Dopo aver confermato l’esclusione dei rappresentanti spagnoli dal Centro di Coordinamento Civile-Militare (CMCC) di Kiryat Gat, istituito per monitorare il cessate il fuoco entrato in vigore il 10 ottobre tra Israele e Hamas nella Striscia di Gaza, il primo ministro israeliano Benjamin Netanyahu ha accusato Madrid di «ipocrisia» e «ostilità» nei confronti dello Stato ebraico. «La Spagna ha ripetutamente scelto di schierarsi contro Israele. Chi ci attacca invece di contrastare i regimi terroristici non sarà nostro partner nel plasmare il futuro della regione», ha dichiarato Bibi in un videomessaggio.
Pedro Sanchez (Imagoeconomica).
Sa’ar: «Ossessione anti-israeliana del governo Sanchez»
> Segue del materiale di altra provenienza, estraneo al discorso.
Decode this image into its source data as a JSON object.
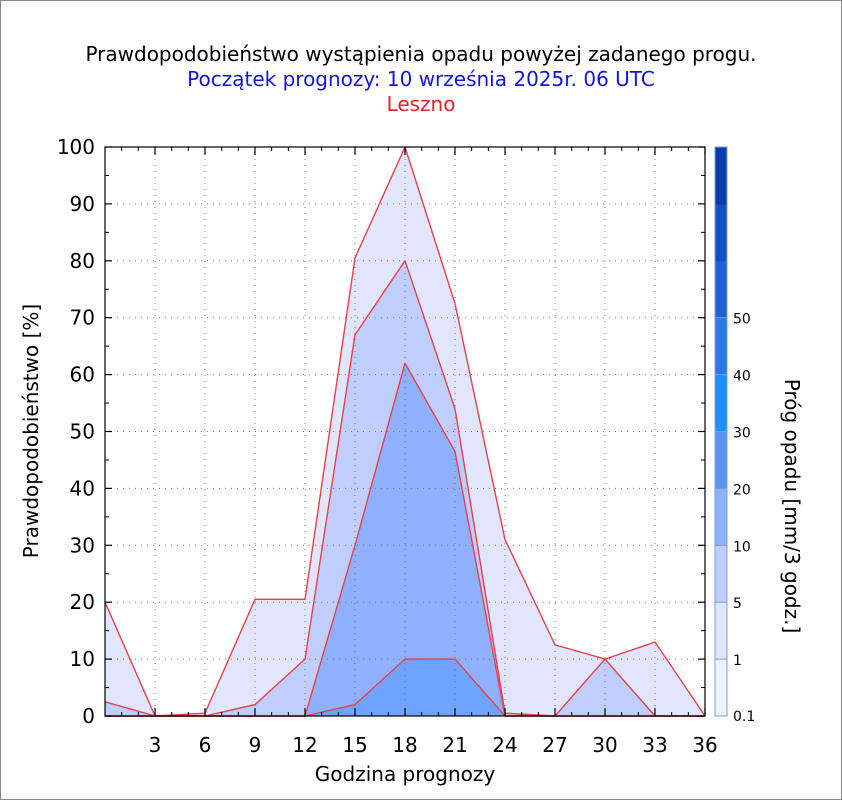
{
  "chart_data": {
    "type": "area",
    "title": "Prawdopodobieństwo wystąpienia opadu powyżej zadanego progu.",
    "subtitle": "Początek prognozy: 10 września 2025r. 06 UTC",
    "location": "Leszno",
    "xlabel": "Godzina prognozy",
    "ylabel": "Prawdopodobieństwo [%]",
    "xlim": [
      0,
      36
    ],
    "ylim": [
      0,
      100
    ],
    "x_ticks": [
      3,
      6,
      9,
      12,
      15,
      18,
      21,
      24,
      27,
      30,
      33,
      36
    ],
    "y_ticks": [
      0,
      10,
      20,
      30,
      40,
      50,
      60,
      70,
      80,
      90,
      100
    ],
    "grid": true,
    "x": [
      0,
      3,
      6,
      9,
      12,
      15,
      18,
      21,
      24,
      27,
      30,
      33,
      36
    ],
    "series": [
      {
        "threshold": 0.1,
        "color": "#dfe6fe",
        "values": [
          20,
          0,
          0.5,
          20.5,
          20.5,
          80.5,
          100,
          72.5,
          31,
          12.5,
          10,
          13,
          0
        ]
      },
      {
        "threshold": 1,
        "color": "#bfceff",
        "values": [
          2.5,
          0,
          0,
          2,
          10,
          67,
          80,
          54,
          0.5,
          0,
          10,
          0,
          0
        ]
      },
      {
        "threshold": 5,
        "color": "#8fb0ff",
        "values": [
          0,
          0,
          0,
          0,
          0,
          30,
          62,
          46.5,
          0,
          0,
          0,
          0,
          0
        ]
      },
      {
        "threshold": 10,
        "color": "#6ea3ff",
        "values": [
          0,
          0,
          0,
          0,
          0,
          2,
          10,
          10,
          0,
          0,
          0,
          0,
          0
        ]
      }
    ],
    "colorbar": {
      "label": "Próg opadu [mm/3 godz.]",
      "tick_labels": [
        "0.1",
        "1",
        "5",
        "10",
        "20",
        "30",
        "40",
        "50"
      ],
      "colors": [
        "#eef2ff",
        "#dfe6fe",
        "#bfceff",
        "#8fb0ff",
        "#5a94f0",
        "#1e90ff",
        "#2a78e6",
        "#1e62d6",
        "#154fc4",
        "#0a3da8"
      ]
    },
    "line_color": "#e8414a"
  }
}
Ad annunciare l’esclusione della Spagna dal centro multinazionale che sovrintende al cessate il fuoco a Gaza era stato il ministro degli Esteri israeliano Gideon Sa’ar. «Il governo Sanchez ha un pregiudizio anti-israeliano così palese da aver perso ogni capacità di essere un attore utile nell’attuazione del piano di pace del presidente Trump e nel centro CMCC che opera nell’ambito di tale piano», aveva spiegato Sa’ar, riferendosi al rifiuto da parte del premier spagnolo di concedere agli Stati Uniti l’uso delle basi militari di Rota e Morón de la Frontera per operazioni di attacco contro l’Iran. Il ministro del governo di Tel Aviv, parlando di «ossessione anti-israeliana», aveva inoltre sottolineato che Washington era già a conoscenza della decisione. Una decisione, questa, che Donald Trump aveva messo in chiaro di non aver gradito.